The migration of young people from rural areas is common in all agricultural regions of Russia, and Altai
Krai, located in southwestern Siberia, is no exception. Out-migration, aversion to working in agriculture
and the aging of farmers and farm managers are serious problems that raise questions about who will
work in agriculture in the future. This paper aims to investigate factors that affect the decisions of
agricultural students from Altai Krai to out-migrate or to return to their rural parental municipalities
after finishing their university studies.We conducted a questionnaire survey of students at the Altai State
Agrarian University in Barnaul and analyzed their migration intentions using a logit regression model.
Migration motivation is studied in relation to personal and family background characteristics, employment
expectations and quality of life, with a particular focus on references to agriculture. Our results
show that the probability of leaving the parental municipality decreases if i) the respondent's parents
support the study of agriculture, ii) the respondent's family owns agricultural land, iii) the respondent
intends to work in agriculture, and iv) the respondent believes that it is not difficult to establish one's
own business in the parental municipality.Women are more likely than men to leave their rural parental
municipalities, and the probability of out-migration increases as respondents' life satisfaction increases.
Our findings indicate that agricultural roots in the respondent's family stimulate young university
graduates to return home and continue in the family tradition.
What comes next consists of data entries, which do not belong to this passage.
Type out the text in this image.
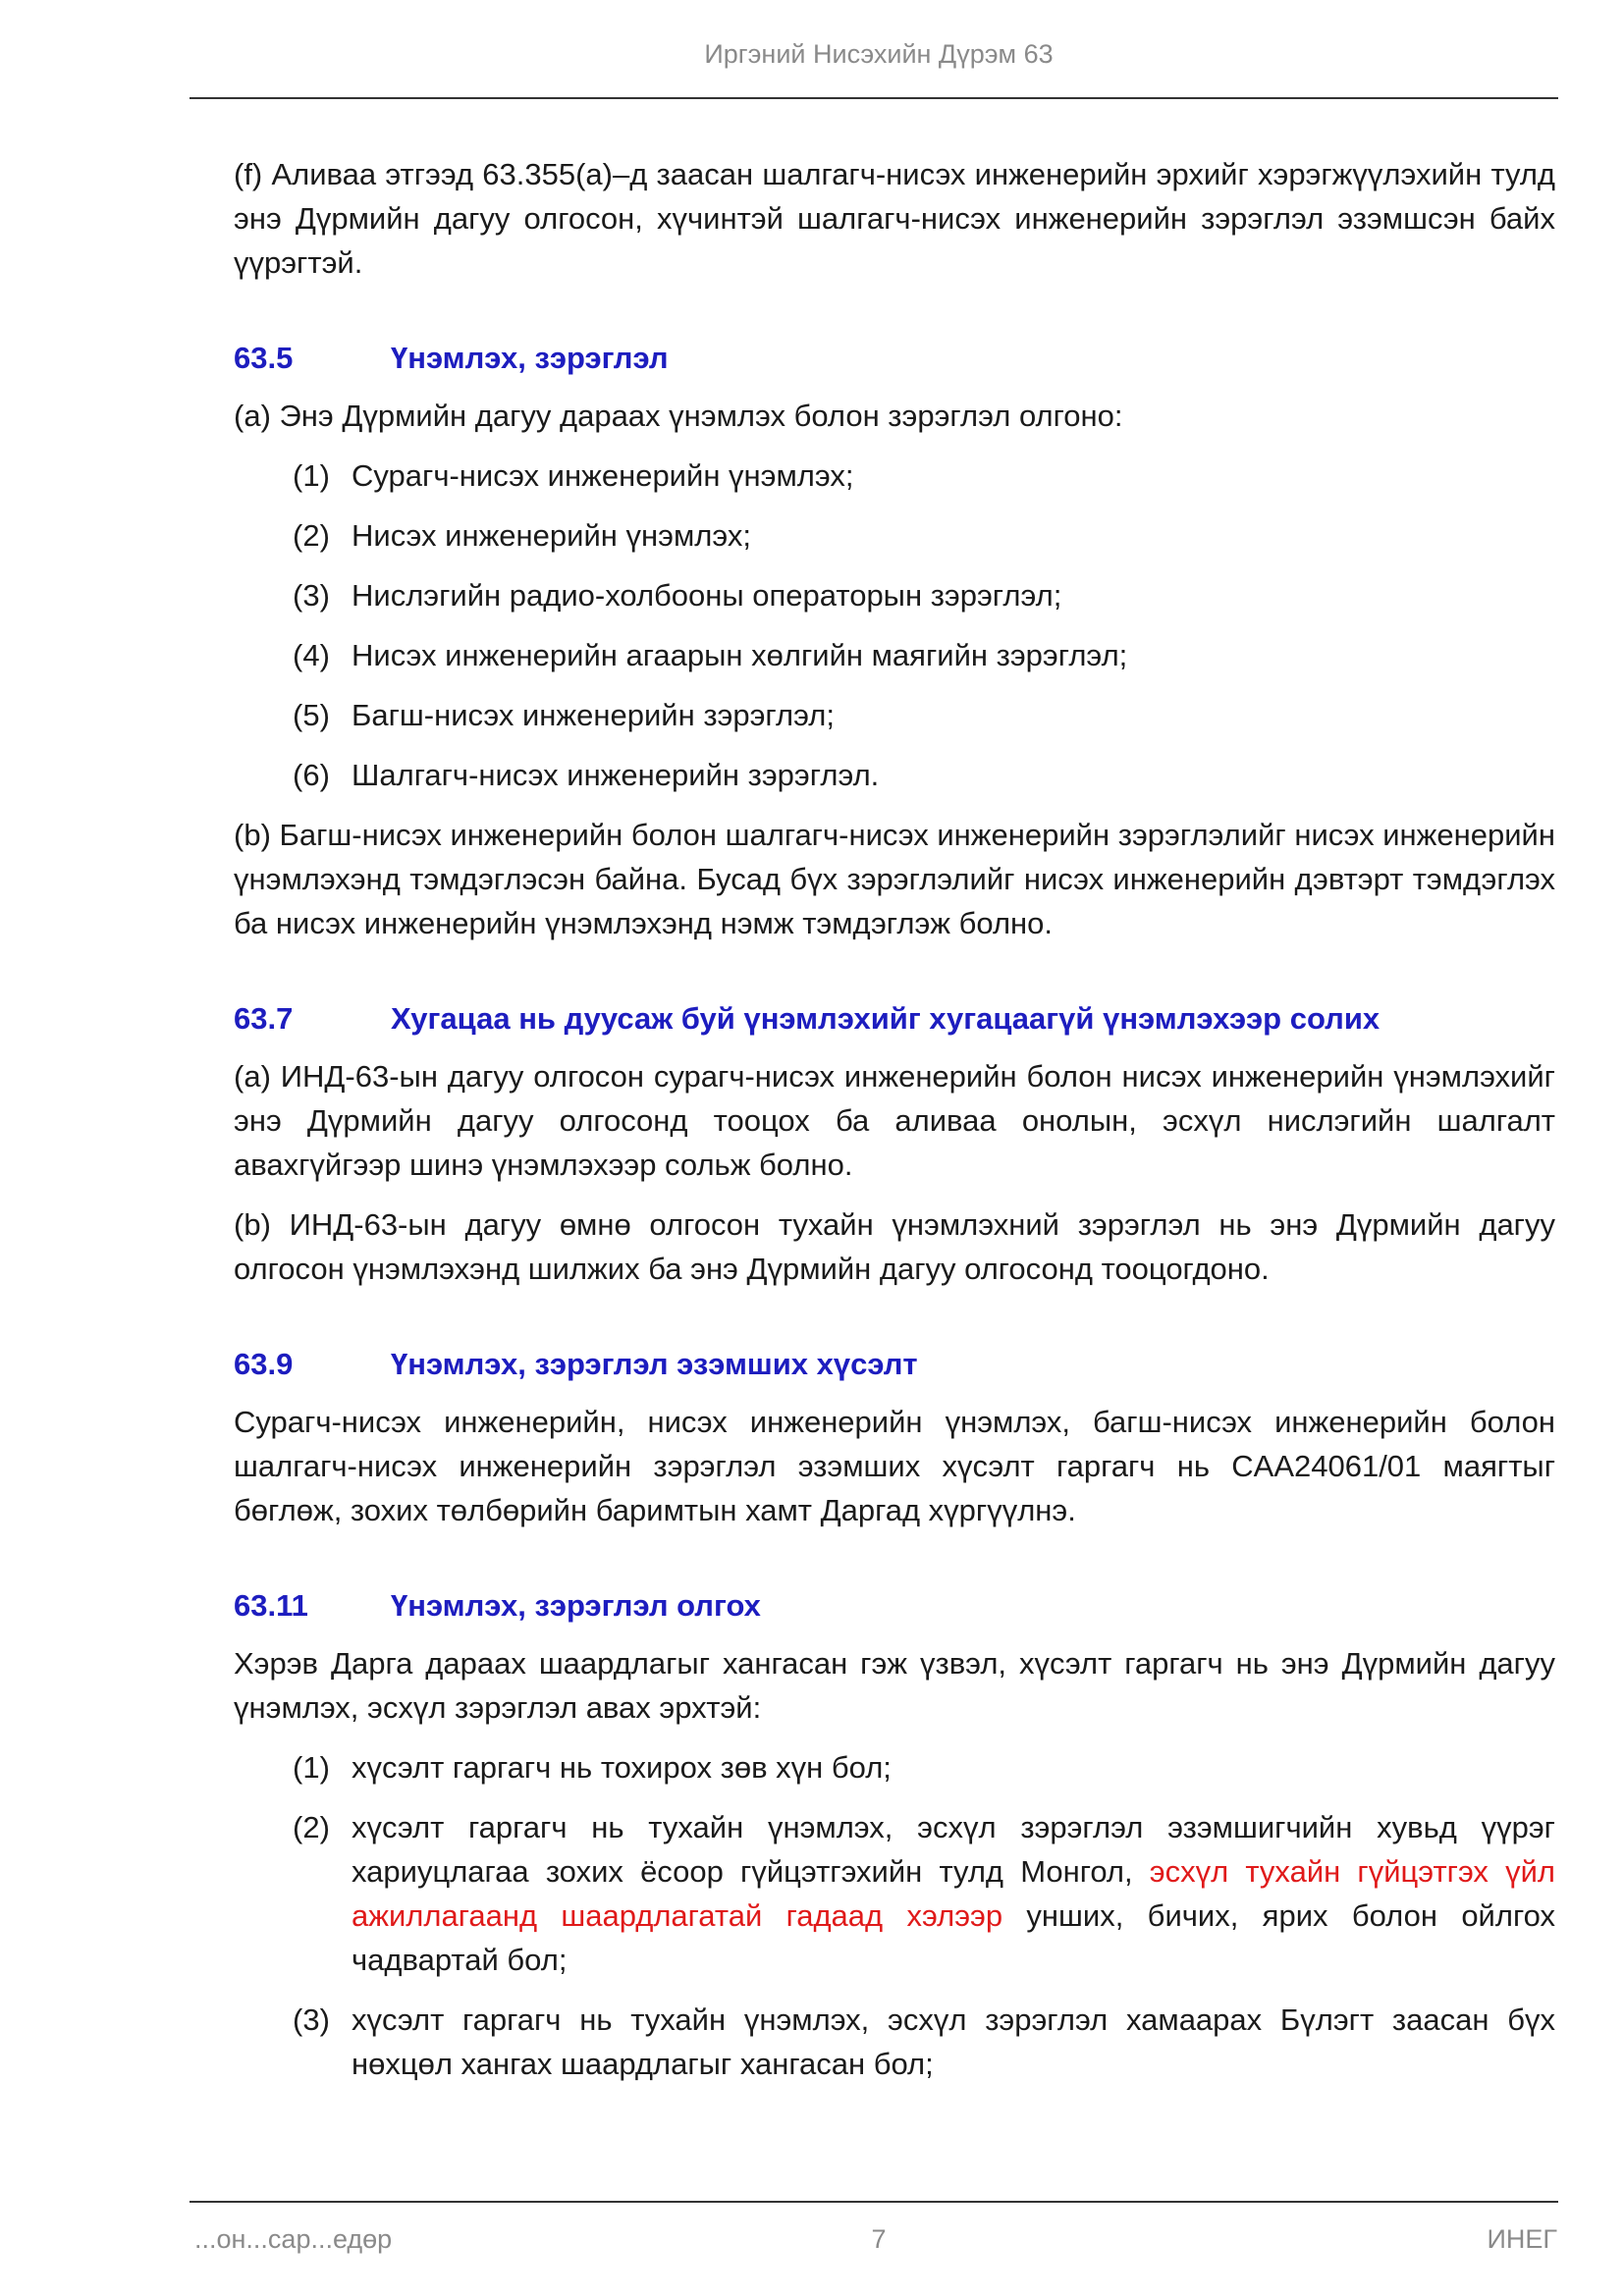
Иргэний Нисэхийн Дүрэм 63

(f) Аливаа этгээд 63.355(a)–д заасан шалгагч-нисэх инженерийн эрхийг хэрэгжүүлэхийн тулд энэ Дүрмийн дагуу олгосон, хүчинтэй шалгагч-нисэх инженерийн зэрэглэл эзэмшсэн байх үүрэгтэй.

63.5	Үнэмлэх, зэрэглэл

(a) Энэ Дүрмийн дагуу дараах үнэмлэх болон зэрэглэл олгоно:

(1) Сурагч-нисэх инженерийн үнэмлэх;
(2) Нисэх инженерийн үнэмлэх;
(3) Нислэгийн радио-холбооны операторын зэрэглэл;
(4) Нисэх инженерийн агаарын хөлгийн маягийн зэрэглэл;
(5) Багш-нисэх инженерийн зэрэглэл;
(6) Шалгагч-нисэх инженерийн зэрэглэл.

(b) Багш-нисэх инженерийн болон шалгагч-нисэх инженерийн зэрэглэлийг нисэх инженерийн үнэмлэхэнд тэмдэглэсэн байна. Бусад бүх зэрэглэлийг нисэх инженерийн дэвтэрт тэмдэглэх ба нисэх инженерийн үнэмлэхэнд нэмж тэмдэглэж болно.

63.7	Хугацаа нь дуусаж буй үнэмлэхийг хугацаагүй үнэмлэхээр солих

(a) ИНД-63-ын дагуу олгосон сурагч-нисэх инженерийн болон нисэх инженерийн үнэмлэхийг энэ Дүрмийн дагуу олгосонд тооцох ба аливаа онолын, эсхүл нислэгийн шалгалт авахгүйгээр шинэ үнэмлэхээр сольж болно.

(b) ИНД-63-ын дагуу өмнө олгосон тухайн үнэмлэхний зэрэглэл нь энэ Дүрмийн дагуу олгосон үнэмлэхэнд шилжих ба энэ Дүрмийн дагуу олгосонд тооцогдоно.

63.9	Үнэмлэх, зэрэглэл эзэмших хүсэлт

Сурагч-нисэх инженерийн, нисэх инженерийн үнэмлэх, багш-нисэх инженерийн болон шалгагч-нисэх инженерийн зэрэглэл эзэмших хүсэлт гаргагч нь CAA24061/01 маягтыг бөглөж, зохих төлбөрийн баримтын хамт Даргад хүргүүлнэ.

63.11	Үнэмлэх, зэрэглэл олгох

Хэрэв Дарга дараах шаардлагыг хангасан гэж үзвэл, хүсэлт гаргагч нь энэ Дүрмийн дагуу үнэмлэх, эсхүл зэрэглэл авах эрхтэй:

(1) хүсэлт гаргагч нь тохирох зөв хүн бол;
(2) хүсэлт гаргагч нь тухайн үнэмлэх, эсхүл зэрэглэл эзэмшигчийн хувьд үүрэг хариуцлагаа зохих ёсоор гүйцэтгэхийн тулд Монгол, эсхүл тухайн гүйцэтгэх үйл ажиллагаанд шаардлагатай гадаад хэлээр унших, бичих, ярих болон ойлгох чадвартай бол;
(3) хүсэлт гаргагч нь тухайн үнэмлэх, эсхүл зэрэглэл хамаарах Бүлэгт заасан бүх нөхцөл хангах шаардлагыг хангасан бол;
...он...сар...едөр	7	ИНЕГ
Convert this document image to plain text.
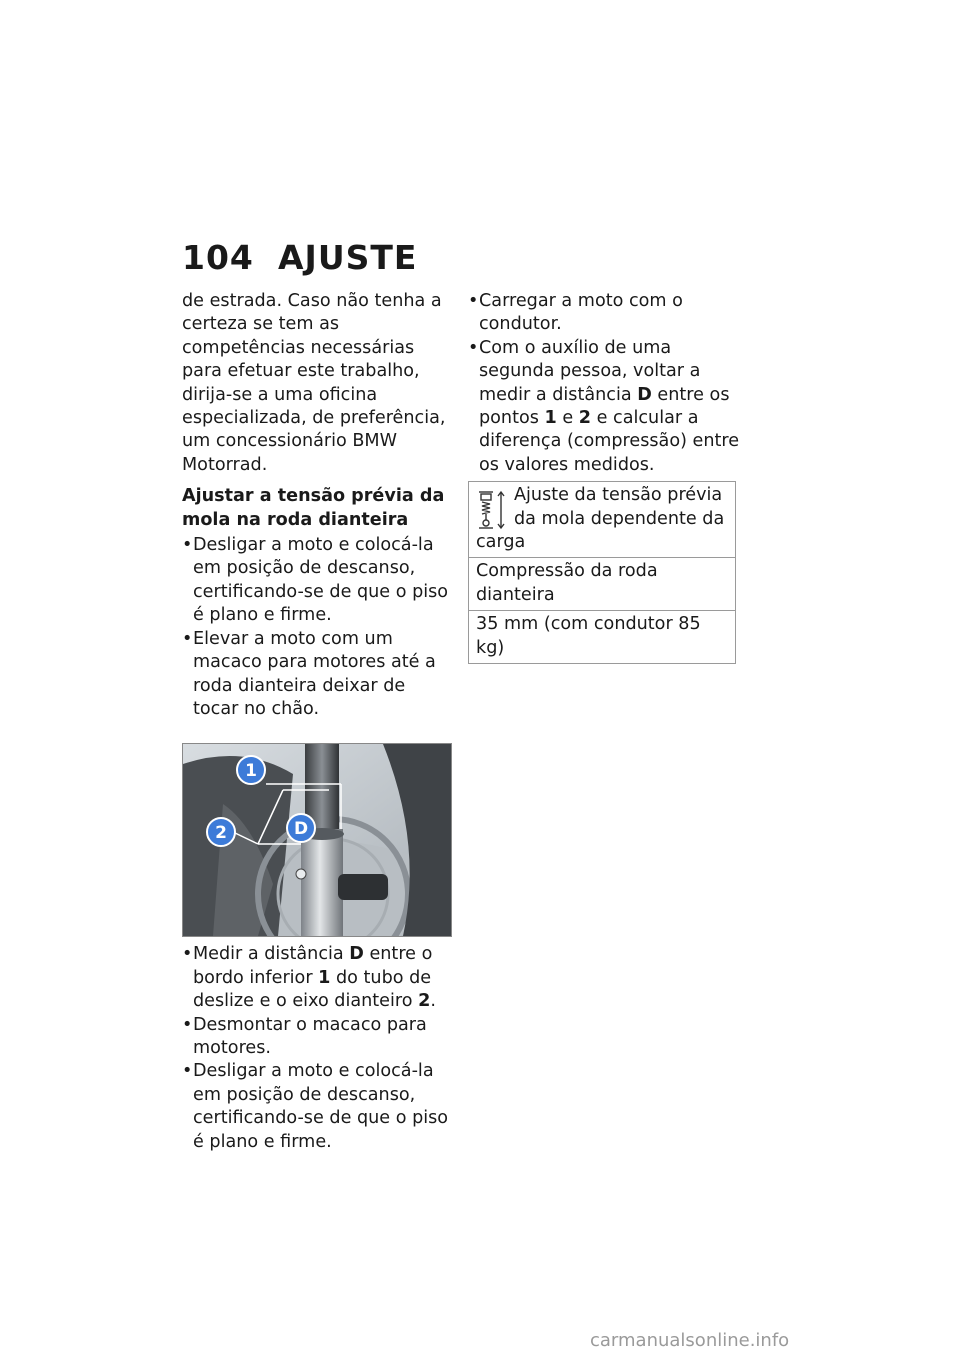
104 AJUSTE

de estrada. Caso não tenha a certeza se tem as competências necessárias para efetuar este trabalho, dirija-se a uma oficina especializada, de preferência, um concessionário BMW Motorrad.

Ajustar a tensão prévia da mola na roda dianteira
• Desligar a moto e colocá-la em posição de descanso, certificando-se de que o piso é plano e firme.
• Elevar a moto com um macaco para motores até a roda dianteira deixar de tocar no chão.
1
2	D
• Medir a distância D entre o bordo inferior 1 do tubo de deslize e o eixo dianteiro 2.
• Desmontar o macaco para motores.
• Desligar a moto e colocá-la em posição de descanso, certificando-se de que o piso é plano e firme.
• Carregar a moto com o condutor.
• Com o auxílio de uma segunda pessoa, voltar a medir a distância D entre os pontos 1 e 2 e calcular a diferença (compressão) entre os valores medidos.
Ajuste da tensão prévia da mola dependente da carga
Compressão da roda dianteira
35 mm (com condutor 85 kg)
carmanualsonline.info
Some of the factors that push young
people, especially women, to out-migrate to cities (such as territorial isolation or the social roles of rural
women) may be changed only over a long-term period. The recovery or enhancement of relationships
between agricultural schools and agricultural enterprises, access to credits for business establishment
and the purchase of agricultural land, and better living conditions in rural municipalities could encourage
agriculturally educated youth to remain in rural areas and work in agriculture.